Several newspapers point to the almost fifty years which have past since Israel won the Six Day War. Israel, then a small country, won against an overpowering number of neighboring Arab states. Since then it has developed into a high tech nation, into a nuclear power and into a country with one of the world's most modern armies. Israel's economy is sound and unemployment rates are low, the Berlin paper Tagesspiegel reminds its readers. The notion "land for peace", comments Zeit on fifty years of occupation, fails to convince many Israelis nowadays. They mainly see Israel being surrounded by hostile forces, a perception which catered to Netanyahu's election strategy of fear.

Also the conservative Welt points out, that Netanyahu had considerably shifted to the right. His apparent reversal regarding a Palestinian state constitutes a breach of Israel's international commitments. Albeit in its commentaries, the paper stresses the realness of threats against Israel, which, however, should be reason enough to attempt and win the trust of its allies.

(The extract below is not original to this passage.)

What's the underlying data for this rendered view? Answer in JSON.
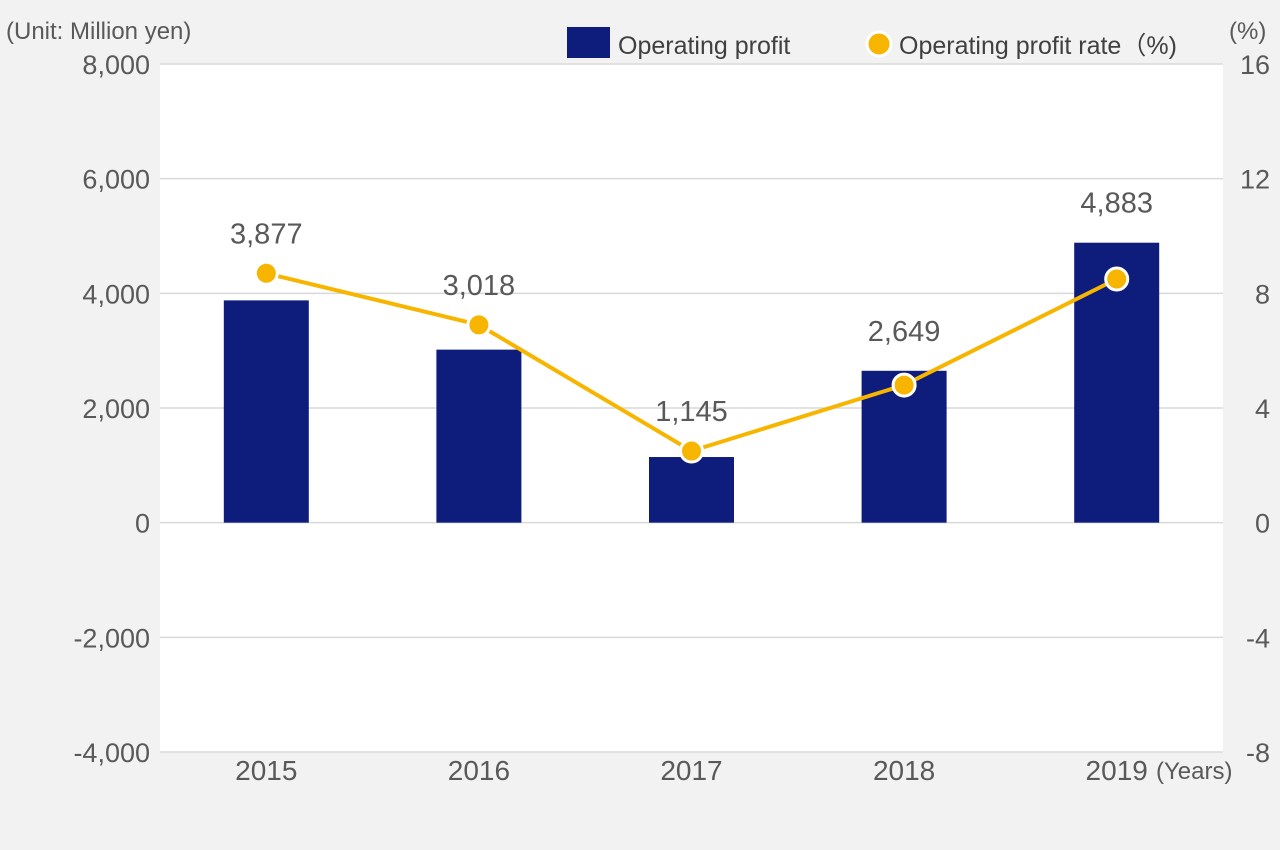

Without the support of the West, the FAZ argues not even Netanyahu will be capable of guaranteeing Israel's security.

Many German newspapers discuss the likelihood of different coalition scenarios. Netanyahu will substitute the center parties, which he had depended on during his previous term, for religious allies, which are described as "tame and meek", since they lack a serious power base. Other than in Germany, Israeli coalitions are not cumbersomely brokered during explanatory discussions which precede the actual negotiations. In Israel the negotiating parties, being mixed and shuffled, begin to informally talk right away.

Other articles ponder on Moshe Kahlon's possible impact on government policies. He is perceived as the person who will fix Israel's high cost-of-living, solve housing shortage and close social gaps (Spiegel). Many commentators assume that Kahlon will push his luck in the upcoming negotiation process.

Finally, many German papers discuss the alternative of a unity coalition raised by President Rivlin. In light of the country's immense problems, such an option might be a suitable solution. Since Israel's threats are real, the commentator of Welt pleads for a stable government.